During the redevelopment of the Shankill many families were being moved to other locations. When Helen moved with her family to the Glencairn estate in North Belfast, she noticed the heating system in the new houses was not finished.
“So this is when I thought, we’re going to have to do something about this, I think that was the first community objective that I thought we could do something about”.
In 1974 a group was formed the Glencairn Residents Association, to lobby for change in the poor housing conditions.
Helen was later involved in the Peace People as well as initiatives to try and make Glencairn a better, safer place.
One day listening to the radio she heard Betty Williams talking about children and their mother who had been run over by a car. The driver had been shot by the British authorities at a check point. Betty was at the scene and helped the children and their mother, but later the children died.
“Betty was in the same frame of mind as what we would have been and the people in Glencairn would have been, we have to do something to stop this, this is madness, it’s all getting out of control”.
Helen attended a march on the Andersontown Road. The march led to the formation of the Peace People. Helen would continue to attend every march and protest.
In the late seventies, Glencairn had a poor reputation and was seen as a ‘no go area’ for the police. A petition was completed to inform the police that the residents were not going to stand by and ignore the increasing violence in the estate. Eventually the police did come back to police the area.
By the early 1980s Helen applied for a job at the Glencairn Community Development Association.
“By then I was able to get to grips with what was needed to be done”
She was successful and proceeded to help make many improvements in the Glencairn estate.
In 2001 Helen moved briefly to Turkey but came back to Belfast.
“We lived on a beach but it was good to come back home”
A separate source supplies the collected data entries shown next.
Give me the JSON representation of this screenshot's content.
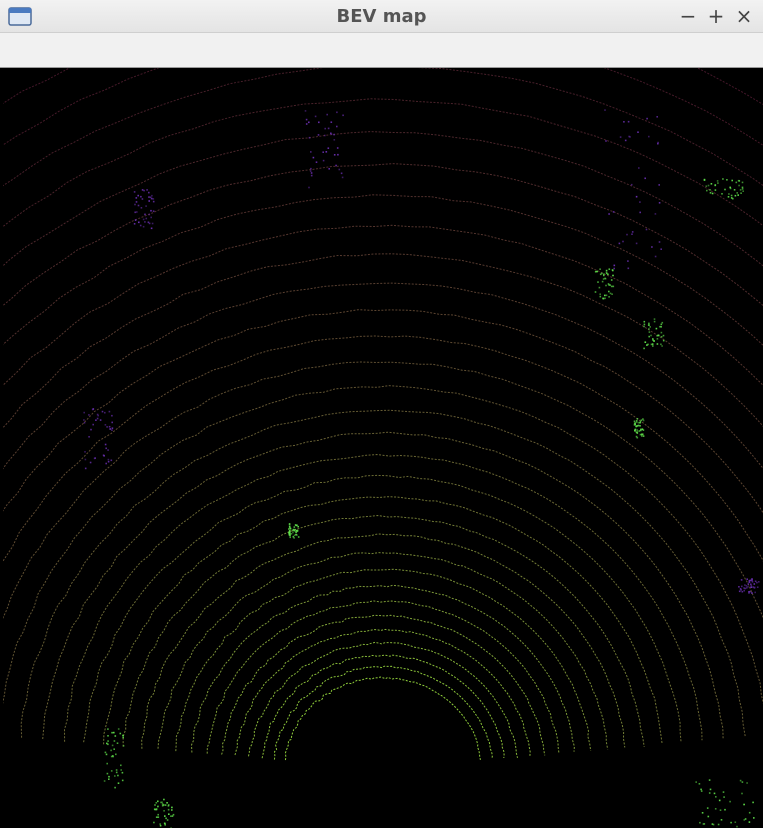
{
  "window": {
    "title": "BEV map",
    "controls": {
      "minimize": "−",
      "maximize": "+",
      "close": "×"
    }
  },
  "colors": {
    "background": "#000000",
    "near_points": "#8fce3a",
    "far_points": "#7a2a4a",
    "object_points_low": "#6a2fb0",
    "object_points_high": "#5fe04a"
  },
  "icons": [
    "app-window-icon",
    "minimize-icon",
    "maximize-icon",
    "close-icon"
  ]
}
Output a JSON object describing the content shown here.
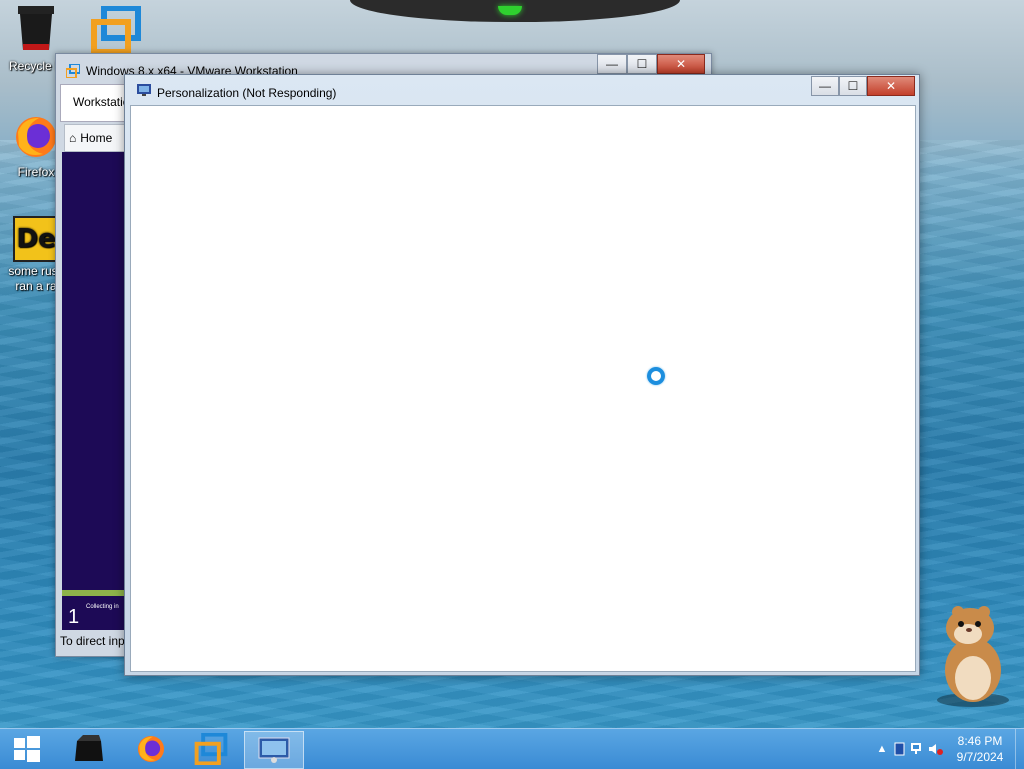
{
  "desktop": {
    "icons": [
      {
        "label": "Recycle B",
        "icon": "recycle-bin-icon"
      },
      {
        "label": "Firefox",
        "icon": "firefox-icon"
      },
      {
        "label": "some russ ran a ra",
        "line1": "some russ",
        "line2": "ran a ra",
        "icon": "document-icon"
      }
    ],
    "vmware_shortcut_icon": "vmware-icon"
  },
  "vmware_window": {
    "title": "Windows 8.x x64 - VMware Workstation",
    "tab_label": "Workstatio",
    "home_label": "Home",
    "setup_step_number": "1",
    "setup_step_text": "Collecting in",
    "status_text": "To direct inp",
    "controls": {
      "minimize": "—",
      "maximize": "☐",
      "close": "✕"
    }
  },
  "personalization_window": {
    "title": "Personalization (Not Responding)",
    "state": "not responding",
    "controls": {
      "minimize": "—",
      "maximize": "☐",
      "close": "✕"
    }
  },
  "taskbar": {
    "start_icon": "windows-start-icon",
    "pinned": [
      {
        "name": "recycle-bin",
        "icon": "black-box-icon"
      },
      {
        "name": "firefox",
        "icon": "firefox-icon"
      },
      {
        "name": "vmware",
        "icon": "vmware-icon"
      },
      {
        "name": "personalization",
        "icon": "control-panel-icon",
        "active": true
      }
    ],
    "tray": {
      "overflow": "▲",
      "time": "8:46 PM",
      "date": "9/7/2024"
    }
  },
  "colors": {
    "taskbar": "#3a8bd4",
    "close_button": "#c3402b",
    "vm_setup_bg": "#1d0a56",
    "spinner": "#1c8ede"
  }
}
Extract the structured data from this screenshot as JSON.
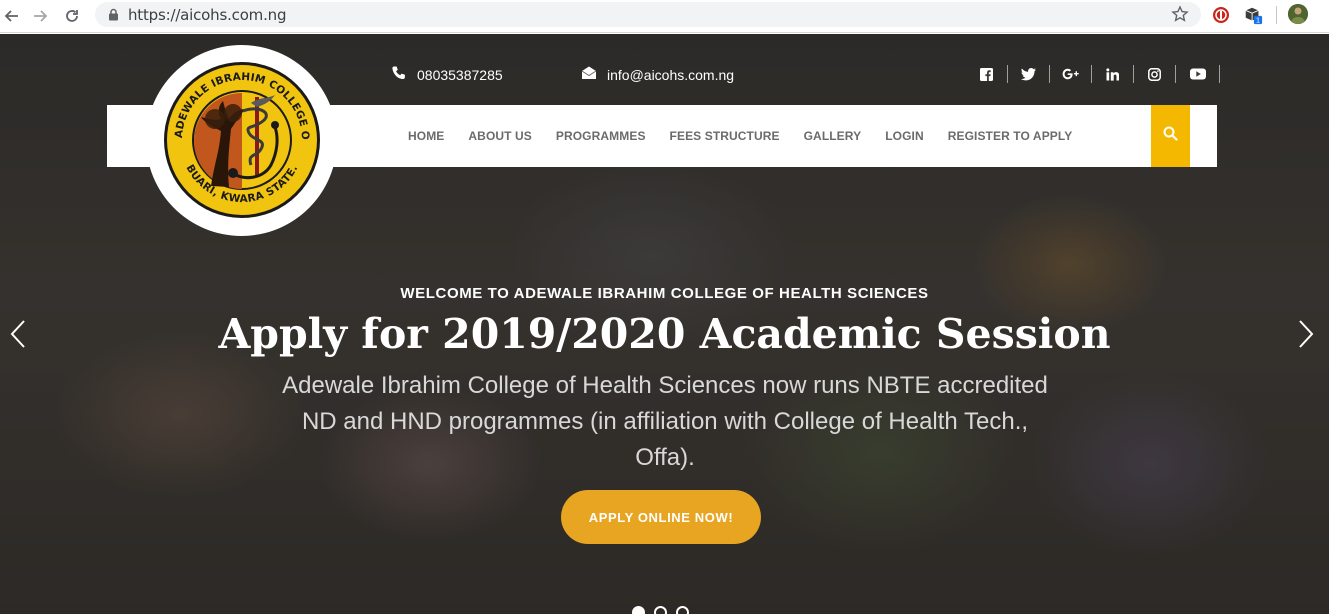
{
  "browser": {
    "url": "https://aicohs.com.ng",
    "extension_badge": "1"
  },
  "topbar": {
    "phone": "08035387285",
    "email": "info@aicohs.com.ng",
    "socials": [
      "facebook-icon",
      "twitter-icon",
      "google-plus-icon",
      "linkedin-icon",
      "instagram-icon",
      "youtube-icon"
    ]
  },
  "logo": {
    "text_top": "ADEWALE IBRAHIM COLLEGE OF HEALTH SCIENCES",
    "text_bottom": "BUARI, KWARA STATE."
  },
  "nav": {
    "items": [
      "HOME",
      "ABOUT US",
      "PROGRAMMES",
      "FEES STRUCTURE",
      "GALLERY",
      "LOGIN",
      "REGISTER TO APPLY"
    ],
    "search_color": "#f5b800"
  },
  "hero": {
    "welcome": "WELCOME TO ADEWALE IBRAHIM COLLEGE OF HEALTH SCIENCES",
    "headline": "Apply for 2019/2020 Academic Session",
    "subtext": "Adewale Ibrahim College of Health Sciences now runs NBTE accredited ND and HND programmes (in affiliation with College of Health Tech., Offa).",
    "cta": "APPLY ONLINE NOW!",
    "cta_color": "#e8a521",
    "slides_count": 3,
    "active_slide": 1
  }
}
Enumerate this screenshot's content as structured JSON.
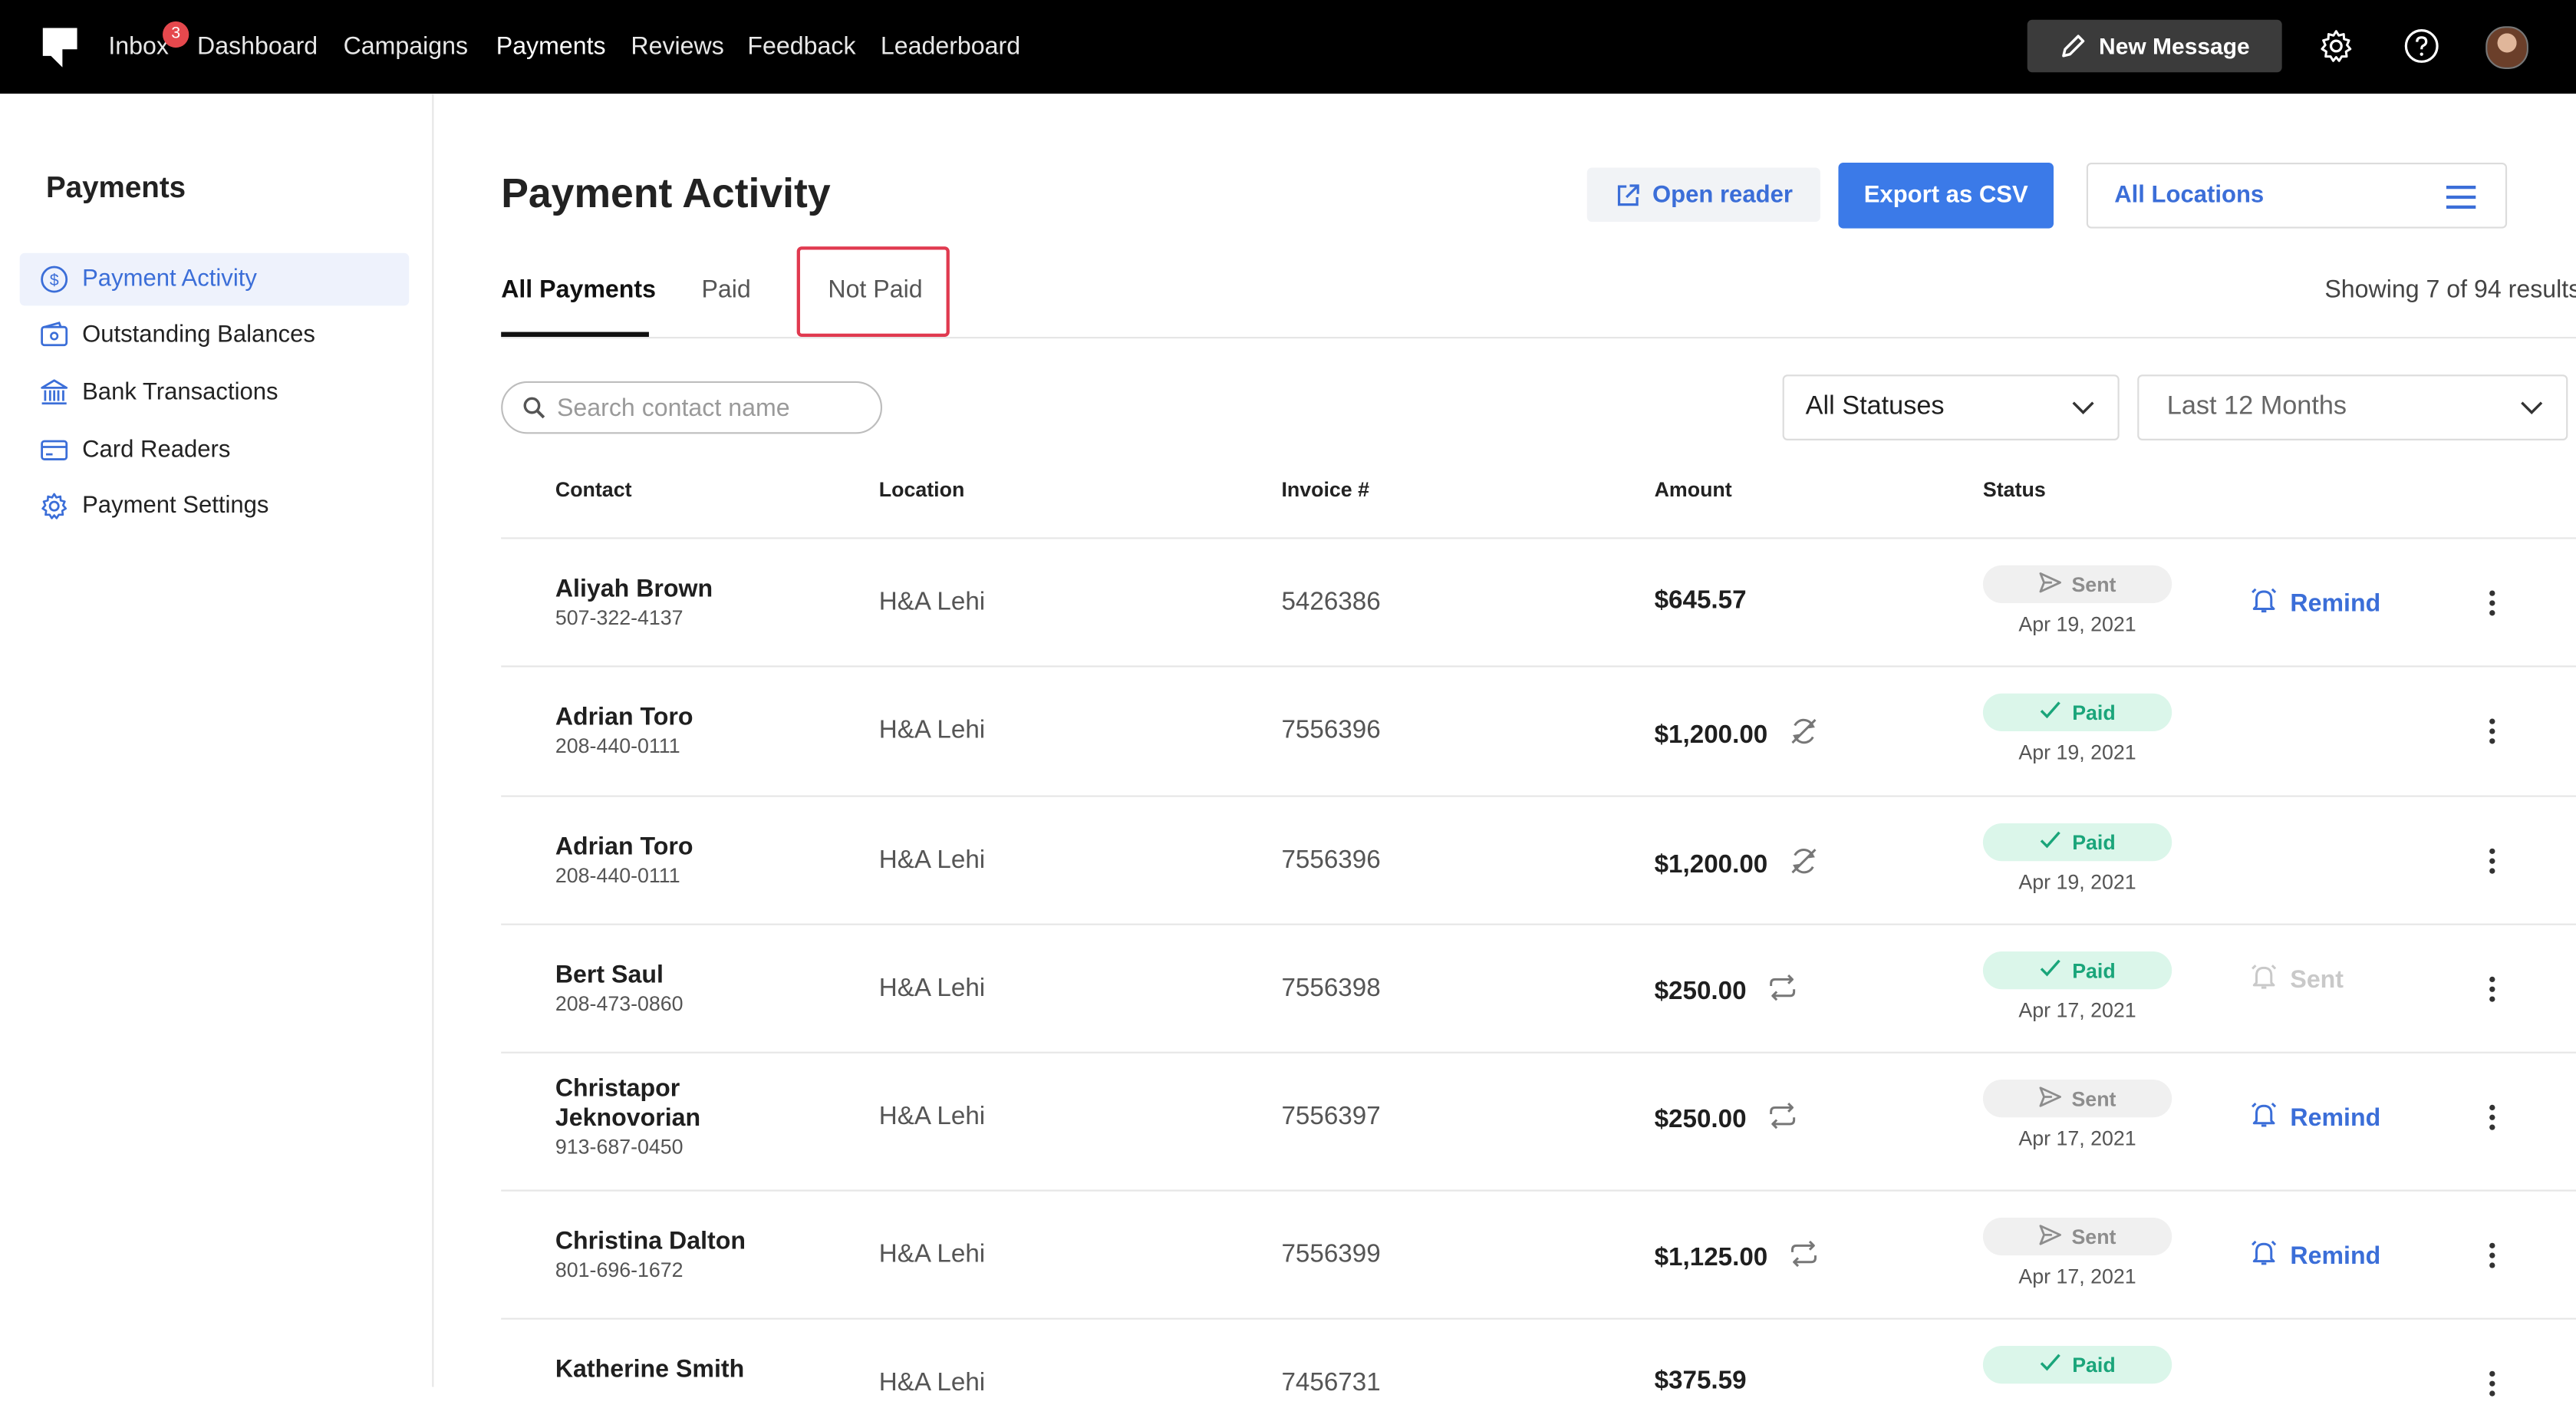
{
  "nav": {
    "inbox": "Inbox",
    "inbox_badge": "3",
    "dashboard": "Dashboard",
    "campaigns": "Campaigns",
    "payments": "Payments",
    "reviews": "Reviews",
    "feedback": "Feedback",
    "leaderboard": "Leaderboard",
    "new_message": "New Message"
  },
  "sidebar": {
    "title": "Payments",
    "items": [
      {
        "label": "Payment Activity",
        "icon": "dollar-circle-icon"
      },
      {
        "label": "Outstanding Balances",
        "icon": "wallet-icon"
      },
      {
        "label": "Bank Transactions",
        "icon": "bank-icon"
      },
      {
        "label": "Card Readers",
        "icon": "card-icon"
      },
      {
        "label": "Payment Settings",
        "icon": "gear-icon"
      }
    ]
  },
  "header": {
    "title": "Payment Activity",
    "open_reader": "Open reader",
    "export_csv": "Export as CSV",
    "location": "All Locations"
  },
  "tabs": [
    "All Payments",
    "Paid",
    "Not Paid"
  ],
  "showing": "Showing 7 of 94 results",
  "filters": {
    "search_placeholder": "Search contact name",
    "status": "All Statuses",
    "period": "Last 12 Months"
  },
  "table": {
    "columns": [
      "Contact",
      "Location",
      "Invoice #",
      "Amount",
      "Status"
    ],
    "rows": [
      {
        "name": "Aliyah Brown",
        "phone": "507-322-4137",
        "location": "H&A Lehi",
        "invoice": "5426386",
        "amount": "$645.57",
        "amount_icon": "none",
        "status": "Sent",
        "date": "Apr 19, 2021",
        "action": "Remind"
      },
      {
        "name": "Adrian Toro",
        "phone": "208-440-0111",
        "location": "H&A Lehi",
        "invoice": "7556396",
        "amount": "$1,200.00",
        "amount_icon": "no-sync-icon",
        "status": "Paid",
        "date": "Apr 19, 2021",
        "action": ""
      },
      {
        "name": "Adrian Toro",
        "phone": "208-440-0111",
        "location": "H&A Lehi",
        "invoice": "7556396",
        "amount": "$1,200.00",
        "amount_icon": "no-sync-icon",
        "status": "Paid",
        "date": "Apr 19, 2021",
        "action": ""
      },
      {
        "name": "Bert Saul",
        "phone": "208-473-0860",
        "location": "H&A Lehi",
        "invoice": "7556398",
        "amount": "$250.00",
        "amount_icon": "recurring-icon",
        "status": "Paid",
        "date": "Apr 17, 2021",
        "action": "Sent"
      },
      {
        "name": "Christapor Jeknovorian",
        "phone": "913-687-0450",
        "location": "H&A Lehi",
        "invoice": "7556397",
        "amount": "$250.00",
        "amount_icon": "recurring-icon",
        "status": "Sent",
        "date": "Apr 17, 2021",
        "action": "Remind"
      },
      {
        "name": "Christina Dalton",
        "phone": "801-696-1672",
        "location": "H&A Lehi",
        "invoice": "7556399",
        "amount": "$1,125.00",
        "amount_icon": "recurring-icon",
        "status": "Sent",
        "date": "Apr 17, 2021",
        "action": "Remind"
      },
      {
        "name": "Katherine Smith",
        "phone": "",
        "location": "H&A Lehi",
        "invoice": "7456731",
        "amount": "$375.59",
        "amount_icon": "none",
        "status": "Paid",
        "date": "",
        "action": ""
      }
    ]
  },
  "colors": {
    "accent": "#3b6ed8",
    "export_button": "#3b7ae8",
    "paid_bg": "#dbf6ea",
    "paid_text": "#1aa57a",
    "highlight": "#e0394f"
  }
}
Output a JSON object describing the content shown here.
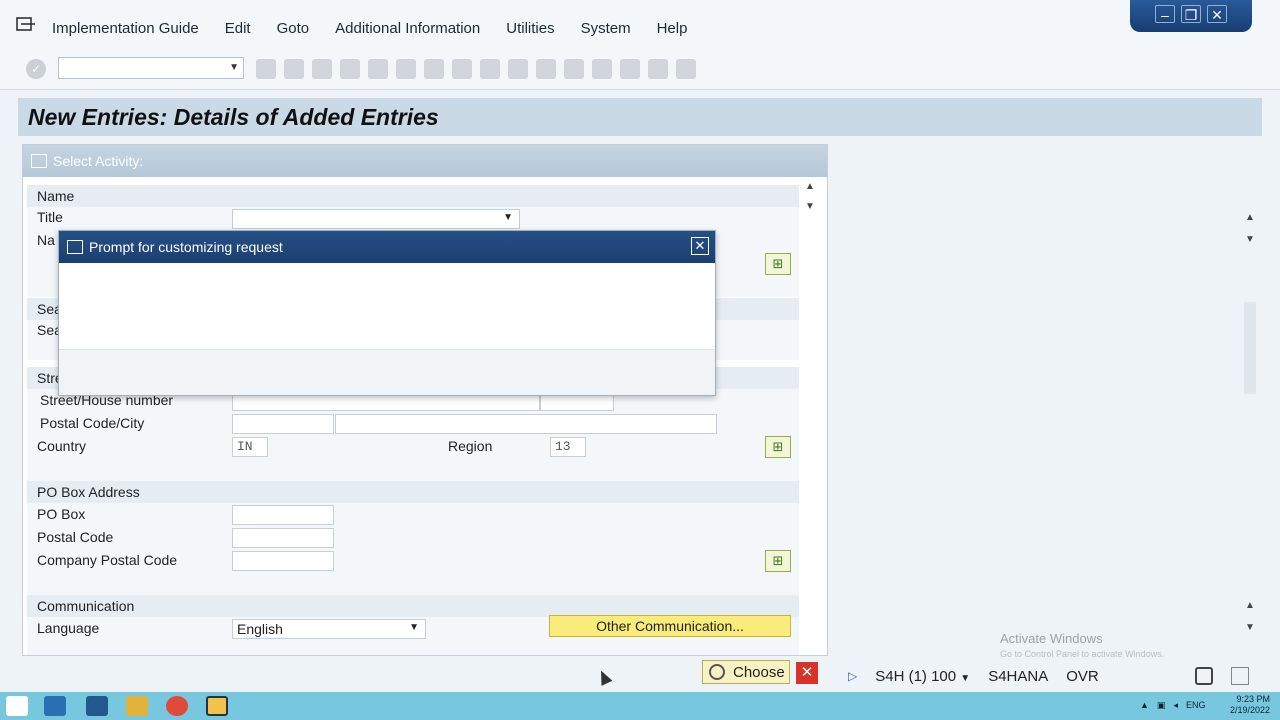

Helen still supports her community today. It is a community that has seen many changes. The Glencairn estate experienced very bleak periods during the Troubles, but Helen and fellow residents were determined to improve their lives and the live of others.
“Hard times do bring people together, you find it brings out the best in people or it can bring out the worst on people but I always found there were really good sorts in the Glencairn.”